Starr himself, an early pioneer in the field of risk analysis, recognized that the young nuclear engineering faculty at UCLA needed senior leadership and direction. Feeling right at home in an academic environment, David was responsible for making nuclear reactor safety and the emerging field of risk analysis (assessment and management) academic subjects by establishing funded research projects and developing courses at the graduate level. Among his early projects at UCLA was an NSF-funded study that developed the first probabilistic methodologies for assessing risks associated with severe natural phenomena (e.g., hurricanes, tornadoes, earthquakes, meteors and meteorites), dam failures, accidental chlorine releases, as well as the risk to the public on the ground in the vicinity of airports due to aircraft crashes.
Equally novel was David’s inclusion of social scientists, such as Paul Slovic, Sara Lichtenstein, and Baruch Fischhoff, expanding on Starr’s early work on risk perception and pioneering new approaches for both assessing and interpreting public attitudes toward risk.
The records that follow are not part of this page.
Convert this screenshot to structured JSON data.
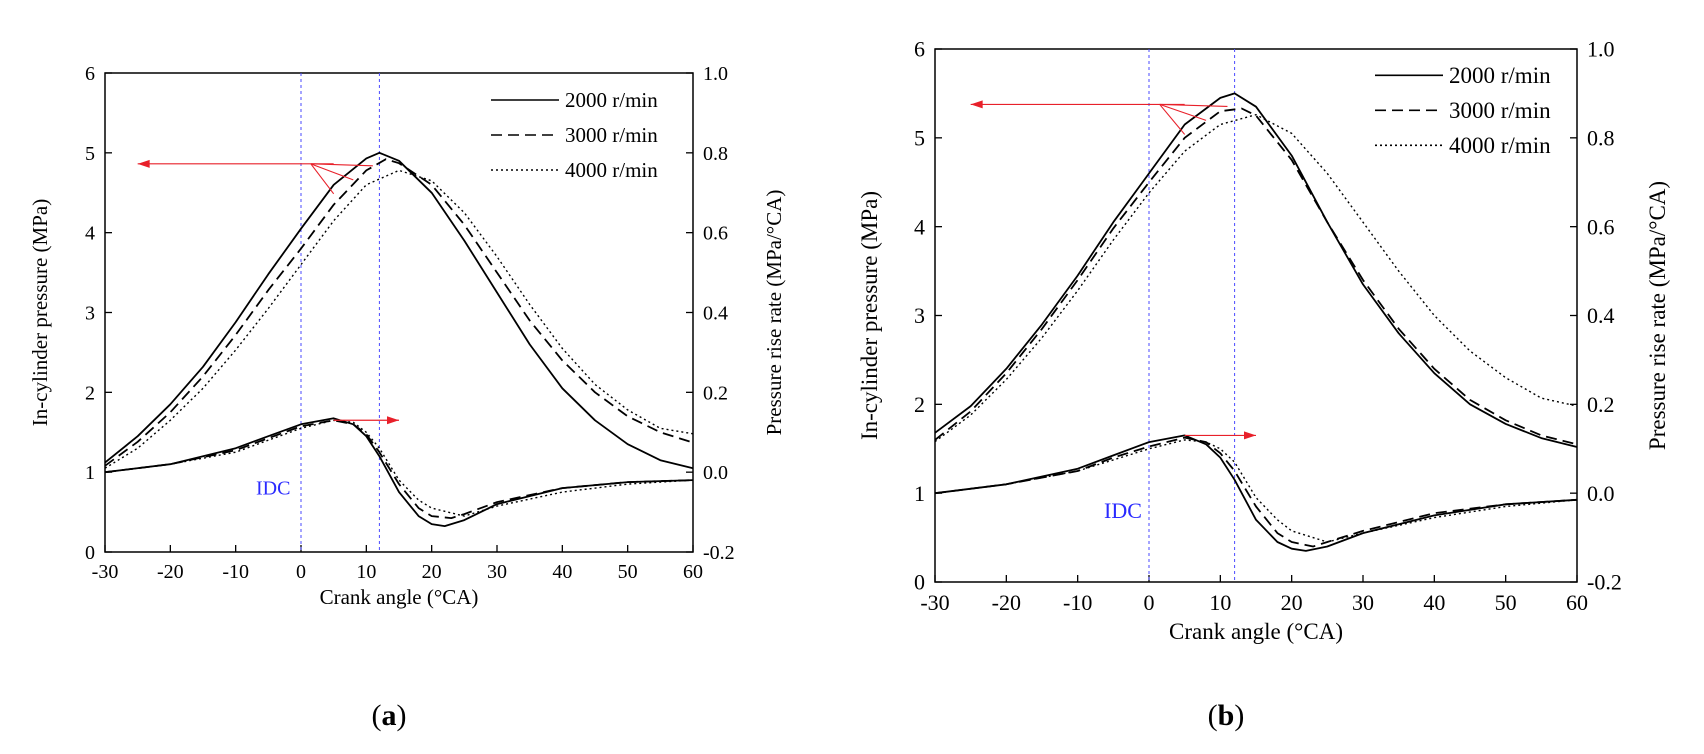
{
  "chart_data": [
    {
      "type": "line",
      "panel_label": "a",
      "xlabel": "Crank angle (°CA)",
      "ylabel_left": "In-cylinder pressure (MPa)",
      "ylabel_right": "Pressure rise rate (MPa/°CA)",
      "xlim": [
        -30,
        60
      ],
      "ylim_left": [
        0,
        6
      ],
      "ylim_right": [
        -0.2,
        1.0
      ],
      "xticks": [
        -30,
        -20,
        -10,
        0,
        10,
        20,
        30,
        40,
        50,
        60
      ],
      "yticks_left": [
        0,
        1,
        2,
        3,
        4,
        5,
        6
      ],
      "yticks_right": [
        "-0.2",
        "0.0",
        "0.2",
        "0.4",
        "0.6",
        "0.8",
        "1.0"
      ],
      "annotation": "IDC",
      "annotation_x": 0,
      "reference_line_x": 12,
      "legend": [
        "2000 r/min",
        "3000 r/min",
        "4000 r/min"
      ],
      "series": [
        {
          "name": "2000 r/min",
          "kind": "pressure",
          "style": "solid",
          "x": [
            -30,
            -25,
            -20,
            -15,
            -10,
            -5,
            0,
            5,
            10,
            12,
            15,
            20,
            25,
            30,
            35,
            40,
            45,
            50,
            55,
            60
          ],
          "y": [
            1.12,
            1.45,
            1.85,
            2.32,
            2.88,
            3.48,
            4.05,
            4.6,
            4.93,
            5.0,
            4.9,
            4.5,
            3.9,
            3.25,
            2.6,
            2.05,
            1.65,
            1.35,
            1.15,
            1.05
          ]
        },
        {
          "name": "3000 r/min",
          "kind": "pressure",
          "style": "dashed",
          "x": [
            -30,
            -25,
            -20,
            -15,
            -10,
            -5,
            0,
            5,
            10,
            13,
            15,
            20,
            25,
            30,
            35,
            40,
            45,
            50,
            55,
            60
          ],
          "y": [
            1.08,
            1.38,
            1.75,
            2.2,
            2.72,
            3.28,
            3.8,
            4.35,
            4.78,
            4.92,
            4.87,
            4.6,
            4.1,
            3.5,
            2.9,
            2.4,
            2.0,
            1.7,
            1.5,
            1.37
          ]
        },
        {
          "name": "4000 r/min",
          "kind": "pressure",
          "style": "dotted",
          "x": [
            -30,
            -25,
            -20,
            -15,
            -10,
            -5,
            0,
            5,
            10,
            15,
            20,
            25,
            30,
            35,
            40,
            45,
            50,
            55,
            60
          ],
          "y": [
            1.05,
            1.3,
            1.65,
            2.05,
            2.53,
            3.05,
            3.6,
            4.15,
            4.6,
            4.78,
            4.65,
            4.25,
            3.7,
            3.1,
            2.55,
            2.1,
            1.78,
            1.55,
            1.48
          ]
        },
        {
          "name": "2000 r/min",
          "kind": "rate",
          "style": "solid",
          "x": [
            -30,
            -20,
            -10,
            -5,
            0,
            5,
            8,
            10,
            12,
            15,
            18,
            20,
            22,
            25,
            30,
            40,
            50,
            60
          ],
          "y": [
            0.0,
            0.02,
            0.06,
            0.09,
            0.12,
            0.135,
            0.12,
            0.09,
            0.04,
            -0.05,
            -0.11,
            -0.13,
            -0.135,
            -0.12,
            -0.08,
            -0.04,
            -0.025,
            -0.02
          ]
        },
        {
          "name": "3000 r/min",
          "kind": "rate",
          "style": "dashed",
          "x": [
            -30,
            -20,
            -10,
            -5,
            0,
            5,
            8,
            10,
            12,
            15,
            18,
            20,
            23,
            25,
            30,
            40,
            50,
            60
          ],
          "y": [
            0.0,
            0.02,
            0.055,
            0.085,
            0.115,
            0.13,
            0.12,
            0.095,
            0.05,
            -0.03,
            -0.09,
            -0.11,
            -0.115,
            -0.105,
            -0.075,
            -0.04,
            -0.025,
            -0.02
          ]
        },
        {
          "name": "4000 r/min",
          "kind": "rate",
          "style": "dotted",
          "x": [
            -30,
            -20,
            -10,
            -5,
            0,
            5,
            8,
            10,
            12,
            15,
            18,
            20,
            25,
            30,
            40,
            50,
            60
          ],
          "y": [
            0.0,
            0.02,
            0.05,
            0.08,
            0.11,
            0.13,
            0.125,
            0.1,
            0.06,
            -0.02,
            -0.07,
            -0.09,
            -0.11,
            -0.085,
            -0.05,
            -0.03,
            -0.02
          ]
        }
      ]
    },
    {
      "type": "line",
      "panel_label": "b",
      "xlabel": "Crank angle (°CA)",
      "ylabel_left": "In-cylinder pressure (MPa)",
      "ylabel_right": "Pressure rise rate (MPa/°CA)",
      "xlim": [
        -30,
        60
      ],
      "ylim_left": [
        0,
        6
      ],
      "ylim_right": [
        -0.2,
        1.0
      ],
      "xticks": [
        -30,
        -20,
        -10,
        0,
        10,
        20,
        30,
        40,
        50,
        60
      ],
      "yticks_left": [
        0,
        1,
        2,
        3,
        4,
        5,
        6
      ],
      "yticks_right": [
        "-0.2",
        "0.0",
        "0.2",
        "0.4",
        "0.6",
        "0.8",
        "1.0"
      ],
      "annotation": "IDC",
      "annotation_x": 0,
      "reference_line_x": 12,
      "legend": [
        "2000 r/min",
        "3000 r/min",
        "4000 r/min"
      ],
      "series": [
        {
          "name": "2000 r/min",
          "kind": "pressure",
          "style": "solid",
          "x": [
            -30,
            -25,
            -20,
            -15,
            -10,
            -5,
            0,
            5,
            10,
            12,
            15,
            20,
            25,
            30,
            35,
            40,
            45,
            50,
            55,
            60
          ],
          "y": [
            1.68,
            1.98,
            2.4,
            2.9,
            3.45,
            4.05,
            4.6,
            5.15,
            5.45,
            5.5,
            5.35,
            4.8,
            4.05,
            3.35,
            2.8,
            2.35,
            2.0,
            1.78,
            1.62,
            1.52
          ]
        },
        {
          "name": "3000 r/min",
          "kind": "pressure",
          "style": "dashed",
          "x": [
            -30,
            -25,
            -20,
            -15,
            -10,
            -5,
            0,
            5,
            10,
            13,
            15,
            20,
            25,
            30,
            35,
            40,
            45,
            50,
            55,
            60
          ],
          "y": [
            1.6,
            1.92,
            2.35,
            2.85,
            3.4,
            3.98,
            4.5,
            5.0,
            5.3,
            5.33,
            5.25,
            4.75,
            4.05,
            3.4,
            2.85,
            2.4,
            2.05,
            1.82,
            1.65,
            1.55
          ]
        },
        {
          "name": "4000 r/min",
          "kind": "pressure",
          "style": "dotted",
          "x": [
            -30,
            -25,
            -20,
            -15,
            -10,
            -5,
            0,
            5,
            10,
            15,
            20,
            25,
            30,
            35,
            40,
            45,
            50,
            55,
            60
          ],
          "y": [
            1.58,
            1.88,
            2.28,
            2.75,
            3.28,
            3.85,
            4.38,
            4.85,
            5.15,
            5.26,
            5.05,
            4.6,
            4.05,
            3.5,
            3.0,
            2.6,
            2.3,
            2.07,
            1.98
          ]
        },
        {
          "name": "2000 r/min",
          "kind": "rate",
          "style": "solid",
          "x": [
            -30,
            -20,
            -10,
            -5,
            0,
            5,
            8,
            10,
            12,
            15,
            18,
            20,
            22,
            25,
            30,
            40,
            50,
            60
          ],
          "y": [
            0.0,
            0.02,
            0.055,
            0.085,
            0.115,
            0.13,
            0.11,
            0.08,
            0.03,
            -0.06,
            -0.11,
            -0.125,
            -0.13,
            -0.12,
            -0.09,
            -0.05,
            -0.025,
            -0.015
          ]
        },
        {
          "name": "3000 r/min",
          "kind": "rate",
          "style": "dashed",
          "x": [
            -30,
            -20,
            -10,
            -5,
            0,
            5,
            8,
            10,
            12,
            15,
            18,
            20,
            23,
            25,
            30,
            40,
            50,
            60
          ],
          "y": [
            0.0,
            0.02,
            0.05,
            0.08,
            0.105,
            0.125,
            0.115,
            0.09,
            0.05,
            -0.03,
            -0.09,
            -0.11,
            -0.12,
            -0.11,
            -0.085,
            -0.045,
            -0.025,
            -0.015
          ]
        },
        {
          "name": "4000 r/min",
          "kind": "rate",
          "style": "dotted",
          "x": [
            -30,
            -20,
            -10,
            -5,
            0,
            5,
            8,
            10,
            12,
            15,
            18,
            20,
            25,
            30,
            40,
            50,
            60
          ],
          "y": [
            0.0,
            0.02,
            0.05,
            0.075,
            0.1,
            0.12,
            0.115,
            0.1,
            0.07,
            -0.01,
            -0.06,
            -0.085,
            -0.11,
            -0.09,
            -0.055,
            -0.03,
            -0.015
          ]
        }
      ]
    }
  ]
}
David went on to develop research programs and courses on liquid-metal-cooled fast spectrum reactors and then, after the TMI accident in 1979, on light water reactors. He also directed a three-year EPRI-funded project on fusion reactor safety, the first comprehensive study of its kind.
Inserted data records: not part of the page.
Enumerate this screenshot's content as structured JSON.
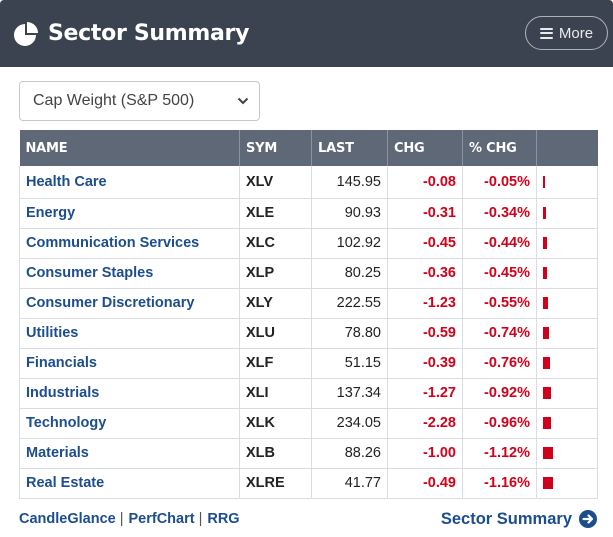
{
  "header": {
    "title": "Sector Summary",
    "more_label": "More",
    "icon": "pie-chart-icon"
  },
  "select": {
    "value": "Cap Weight (S&P 500)"
  },
  "table": {
    "columns": [
      "NAME",
      "SYM",
      "LAST",
      "CHG",
      "% CHG",
      ""
    ],
    "rows": [
      {
        "name": "Health Care",
        "sym": "XLV",
        "last": "145.95",
        "chg": "-0.08",
        "pct": "-0.05%",
        "pct_value": -0.05
      },
      {
        "name": "Energy",
        "sym": "XLE",
        "last": "90.93",
        "chg": "-0.31",
        "pct": "-0.34%",
        "pct_value": -0.34
      },
      {
        "name": "Communication Services",
        "sym": "XLC",
        "last": "102.92",
        "chg": "-0.45",
        "pct": "-0.44%",
        "pct_value": -0.44
      },
      {
        "name": "Consumer Staples",
        "sym": "XLP",
        "last": "80.25",
        "chg": "-0.36",
        "pct": "-0.45%",
        "pct_value": -0.45
      },
      {
        "name": "Consumer Discretionary",
        "sym": "XLY",
        "last": "222.55",
        "chg": "-1.23",
        "pct": "-0.55%",
        "pct_value": -0.55
      },
      {
        "name": "Utilities",
        "sym": "XLU",
        "last": "78.80",
        "chg": "-0.59",
        "pct": "-0.74%",
        "pct_value": -0.74
      },
      {
        "name": "Financials",
        "sym": "XLF",
        "last": "51.15",
        "chg": "-0.39",
        "pct": "-0.76%",
        "pct_value": -0.76
      },
      {
        "name": "Industrials",
        "sym": "XLI",
        "last": "137.34",
        "chg": "-1.27",
        "pct": "-0.92%",
        "pct_value": -0.92
      },
      {
        "name": "Technology",
        "sym": "XLK",
        "last": "234.05",
        "chg": "-2.28",
        "pct": "-0.96%",
        "pct_value": -0.96
      },
      {
        "name": "Materials",
        "sym": "XLB",
        "last": "88.26",
        "chg": "-1.00",
        "pct": "-1.12%",
        "pct_value": -1.12
      },
      {
        "name": "Real Estate",
        "sym": "XLRE",
        "last": "41.77",
        "chg": "-0.49",
        "pct": "-1.16%",
        "pct_value": -1.16
      }
    ]
  },
  "footer": {
    "links": [
      "CandleGlance",
      "PerfChart",
      "RRG"
    ],
    "separator": "|",
    "sector_summary_label": "Sector Summary",
    "arrow_icon": "circle-arrow-right-icon"
  },
  "colors": {
    "header_bg": "#3c4350",
    "table_header_bg": "#5f6877",
    "negative": "#d0021b",
    "link": "#1c4d8c"
  }
}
He served as advisor to over 50 graduate students and more than a dozen postdoctoral fellows at UCLA. He was never at a loss with regard to exploring new avenues of research, new concepts for improving reactor safety, unique approaches for regulation, or new approaches to consider intergenerational equity in societal decision making.
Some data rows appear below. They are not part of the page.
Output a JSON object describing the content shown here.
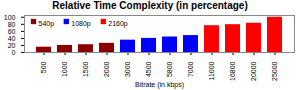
{
  "chart_data": {
    "type": "bar",
    "title": "Relative Time Complexity (in percentage)",
    "xlabel": "Bitrate (in kbps)",
    "series": [
      {
        "name": "540p",
        "color": "#8B0000",
        "categories": [
          "500",
          "1000",
          "1500",
          "2000"
        ],
        "values": [
          15,
          20,
          22,
          26
        ]
      },
      {
        "name": "1080p",
        "color": "#0000FF",
        "categories": [
          "3000",
          "4500",
          "5800",
          "7000"
        ],
        "values": [
          35,
          40,
          44,
          48
        ]
      },
      {
        "name": "2160p",
        "color": "#FF0000",
        "categories": [
          "11000",
          "16800",
          "20000",
          "25000"
        ],
        "values": [
          76,
          79,
          83,
          100
        ]
      }
    ],
    "ylim": [
      0,
      105
    ],
    "yticks": [
      0,
      20,
      40,
      60,
      80,
      100
    ],
    "legend": "upper left",
    "grid": false
  }
}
Between 1979 and 1992 he also served on the National Research Council’s Committee on Maritime Hazardous Materials, National Materials and Manufacturing Board, Electrical/Nuclear Power Engineering Peer Committee, Committee on Future US Nuclear Power Development, and the Risk and Impact Panel of the Committee on Nuclear and Alternative Energy Sources (CONAES). David received many honors and awards throughout his life, but felt that his greatest honor was election to the National Academy of Engineering in 1974 for his efforts in fast reactor safety. He was the recipient of two Guggenheim Fellowships, the first Argonne Universities Association Distinguished Appointment Award in 1970, and the US Nuclear Regulatory Commission’s Distinguished Service Award in 1985.
The American Nuclear Society honored him on three occasions: with the Tommy Thompson Award for nuclear safety in 1980, the Glenn Seaborg Medal for scientific and engineering research contributions to the development of peaceful uses of nuclear energy in 1987, and the George C. Laurence Pioneering Award for lifetime achievements in the development of reactor safety philosophy in 2007. His daughters wrote that David was also companion to his beloved wife, Rita, in her bead hunting and travels.
From the time Rita started her bead business in the 1970s, David assisted her. Many years later, he organized her inventory, got it appraised, and built and ran her website. He became a bead expert himself in the process and designed necklaces with Rita once she became ill. Even at age 90, David remembered details of customer purchases and assisted his daughter, Jocelyne, with his knowledge of the inventory, customer purchases, and with running the business.
David retired from active teaching in 1991 but continued an active research program until the early 2000s. His wife of 57 years, Rita (née Holtzman), predeceased him in 2005. He died at his home on December 14, 2012. He leaves his son Neil, daughters Nina and Jocelyne, and four grandchildren. Equidem beatos puto, quibus deorum munere datum est aut facere scribenda aut scribere legenda, beatissimos vero quibus utrumque.